Gendercide is the systematic killing of members of a specific gender. It is often a component of a wider genocide. When it comes to male gendercide, there are many examples throughout history where a genocide has been committed by first killing off the males – especially able-bodied males of battle-age.
Gendercide can also occur outside the scope of genocide, and the killings of infant girls in parts of India (to avoid raising daughters) is for instance commonly described as a form of gendercide.
One of the first known uses of the term gendercide is found in Mary Anne Warren´s 1985 book “Gendercide: The Implications of Sex Selection”, a book that helped popularize the term.
In her book, Warren wrote:
“By analogy [with genocide], gendercide would be the deliberate extermination of persons of a particular sex (or gender). Other terms, such as “gynocide” and “femicide,” have been used to refer to the wrongful killing of girls and women. Nevertheless, “gendercide” is a sex-neutral term in that the victims may be either male or female. There is a need for such a sex-neutral term since sexually discriminatory killing is just as wrong when the victims happen to be male. The term also calls attention to the fact that gender roles have often had lethal consequences and that these are in important respects analogous to the lethal consequences of racial, religious, and class prejudice.” (Source: Mary Anne Warren, “Gendercide: The Implications of Sex Selection”, 1985)
Female gendercide
Gender-selective systematic killings of females (both girls and adult women) have occurred many times in history and in many different parts of the world.
One version of female gendercide is the one tied sexual violence as a part of a wider genocide, where (male) forces belonging to another ethnicity conduct mass-rapes of females belonging to the targeted ethnicity, and then either execute them or leave them with injuries severe enough to prove lethal. One example of such an event is the one that took place in Bangladesh in 1971.
In other situations, the female gendercide is not carried out by outsiders. An example mentioned above is the killing of infant girls in parts of contemporary India, in order to avoid bringing up daughters. This type of gendercide is not the mass-executions we associate with genocides; it is instead individual families who kill their newborn daughters. The problem is rooted in widespread cultural believes and traditions within the communities, which combined make families reluctant to raise daughters. For more information, see our article about Female infanticide in India and China.

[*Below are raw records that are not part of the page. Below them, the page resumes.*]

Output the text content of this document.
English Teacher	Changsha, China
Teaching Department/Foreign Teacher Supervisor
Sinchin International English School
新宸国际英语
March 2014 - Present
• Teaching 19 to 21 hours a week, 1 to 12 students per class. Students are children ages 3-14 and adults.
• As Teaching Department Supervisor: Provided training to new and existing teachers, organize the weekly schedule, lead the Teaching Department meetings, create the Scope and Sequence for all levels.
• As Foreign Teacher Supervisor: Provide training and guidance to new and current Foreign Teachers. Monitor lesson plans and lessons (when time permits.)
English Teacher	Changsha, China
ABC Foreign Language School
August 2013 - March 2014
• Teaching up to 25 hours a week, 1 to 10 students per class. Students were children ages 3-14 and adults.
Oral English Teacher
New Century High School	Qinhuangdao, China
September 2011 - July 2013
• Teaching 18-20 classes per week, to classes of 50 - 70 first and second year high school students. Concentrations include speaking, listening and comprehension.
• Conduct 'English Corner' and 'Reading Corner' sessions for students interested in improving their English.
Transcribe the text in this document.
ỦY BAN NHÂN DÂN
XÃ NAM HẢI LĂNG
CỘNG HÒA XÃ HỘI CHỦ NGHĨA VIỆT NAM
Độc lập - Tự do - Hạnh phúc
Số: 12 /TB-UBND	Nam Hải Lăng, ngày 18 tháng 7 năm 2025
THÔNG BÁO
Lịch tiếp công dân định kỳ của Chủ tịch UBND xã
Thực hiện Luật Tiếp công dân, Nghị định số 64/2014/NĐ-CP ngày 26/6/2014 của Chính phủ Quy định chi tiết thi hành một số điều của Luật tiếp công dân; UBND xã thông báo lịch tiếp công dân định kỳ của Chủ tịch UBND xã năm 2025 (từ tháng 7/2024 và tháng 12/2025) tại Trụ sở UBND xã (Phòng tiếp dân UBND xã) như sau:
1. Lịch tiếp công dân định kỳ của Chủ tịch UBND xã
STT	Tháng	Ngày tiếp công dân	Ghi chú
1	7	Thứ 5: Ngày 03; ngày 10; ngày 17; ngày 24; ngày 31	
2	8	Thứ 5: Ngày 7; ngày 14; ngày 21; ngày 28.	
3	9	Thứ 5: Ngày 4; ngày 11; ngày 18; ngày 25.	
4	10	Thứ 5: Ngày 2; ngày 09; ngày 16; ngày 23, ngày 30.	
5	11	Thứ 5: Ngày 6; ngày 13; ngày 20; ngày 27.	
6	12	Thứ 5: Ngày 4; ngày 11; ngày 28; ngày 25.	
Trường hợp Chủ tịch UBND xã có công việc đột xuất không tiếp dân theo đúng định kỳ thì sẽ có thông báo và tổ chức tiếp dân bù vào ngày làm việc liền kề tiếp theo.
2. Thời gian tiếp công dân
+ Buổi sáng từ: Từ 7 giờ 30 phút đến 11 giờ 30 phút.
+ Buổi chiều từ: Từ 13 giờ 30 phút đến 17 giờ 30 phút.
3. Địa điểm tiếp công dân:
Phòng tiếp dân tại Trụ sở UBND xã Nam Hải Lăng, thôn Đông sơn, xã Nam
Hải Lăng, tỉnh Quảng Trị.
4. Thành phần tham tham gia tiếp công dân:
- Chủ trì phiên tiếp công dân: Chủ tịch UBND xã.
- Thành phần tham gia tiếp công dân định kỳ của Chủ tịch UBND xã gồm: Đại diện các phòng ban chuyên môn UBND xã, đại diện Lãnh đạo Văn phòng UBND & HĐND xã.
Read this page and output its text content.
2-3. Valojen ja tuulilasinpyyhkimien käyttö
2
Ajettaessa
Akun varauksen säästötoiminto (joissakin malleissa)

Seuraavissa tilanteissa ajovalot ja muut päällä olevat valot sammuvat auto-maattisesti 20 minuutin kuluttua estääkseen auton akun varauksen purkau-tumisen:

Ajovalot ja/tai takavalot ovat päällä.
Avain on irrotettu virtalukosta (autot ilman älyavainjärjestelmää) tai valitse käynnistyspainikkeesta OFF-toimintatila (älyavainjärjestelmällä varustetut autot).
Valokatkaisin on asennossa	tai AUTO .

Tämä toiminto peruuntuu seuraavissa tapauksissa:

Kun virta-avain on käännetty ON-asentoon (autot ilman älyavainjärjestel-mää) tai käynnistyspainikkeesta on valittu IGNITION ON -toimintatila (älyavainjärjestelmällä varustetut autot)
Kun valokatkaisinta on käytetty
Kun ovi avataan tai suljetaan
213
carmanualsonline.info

Another example of gender-selective mass killing targeting females are the ones carried out by a single perpetrator who is not acting is part of a group. There is for instance the 1989 Montreal Massacre, where a lone gunman deliberately targeted female students at Quebec´s École Polytechnique. During part of his attack, he banished the men before lining up the women against the wall and fire at them. During the massacre, 14 women were killed. Ten other women and four men were injured.
Male gendercide
Sex-selective mass-killings targeting males are a common practise in both war and other violent conflicts along ethnic, religious and political lines. Typically, able-bodied men and older adolescent boys (“males of battle-age”) are targeted first. Once they are gone, it is much more difficult to the remaining population to defend themselves.
There are many examples of non-combatant males being murdered in this fashion, e.g. through mass-executions. If you want to read more about gender-selective mass killings of men outside the realm of traditional battlefield warfare, you can for instance take a look at the Indonesian genocide of 1965-1966, the 1984 Dehli Massacre, the 1988 Anfal Campaign in Iraqi Kurdistan, the 1995 Srebrenica Massacre during the Yugoslav wars, and the 1999 gendercide within the East Timor Conflict. World War II also contain examples of gendercides. Parts of the Jewish holocaust had gender-selective components that targeted males, and there is also the death of 2.8 million male Soviet prisoners-of-war in the hands of Nazi authorities that took place in 1941-1942.
De facto gendercide
The term de facto gendercide is typically used when practises have gendercidal results, even though this was not the intention. One example is when mandatory military conscription applies only to men and not to women, and it puts men at a much higher risk of dying, either in battle or from related causes such as starvation, exposure and epidemic illnesses in military situations. Here, the government behind the conscription do not wish death upon its own soldiers, but the result of the conscription rules is an increased risk of death for battle-age men. (This situation should not be confused with situations where the government deliberately uses conscription into the army to rid themselves of an unwanted population group. There are examples of this in history, e.g. when Armenian men of battle-age were first sent to the military by the Turkish government and then deliberately worked to death there.)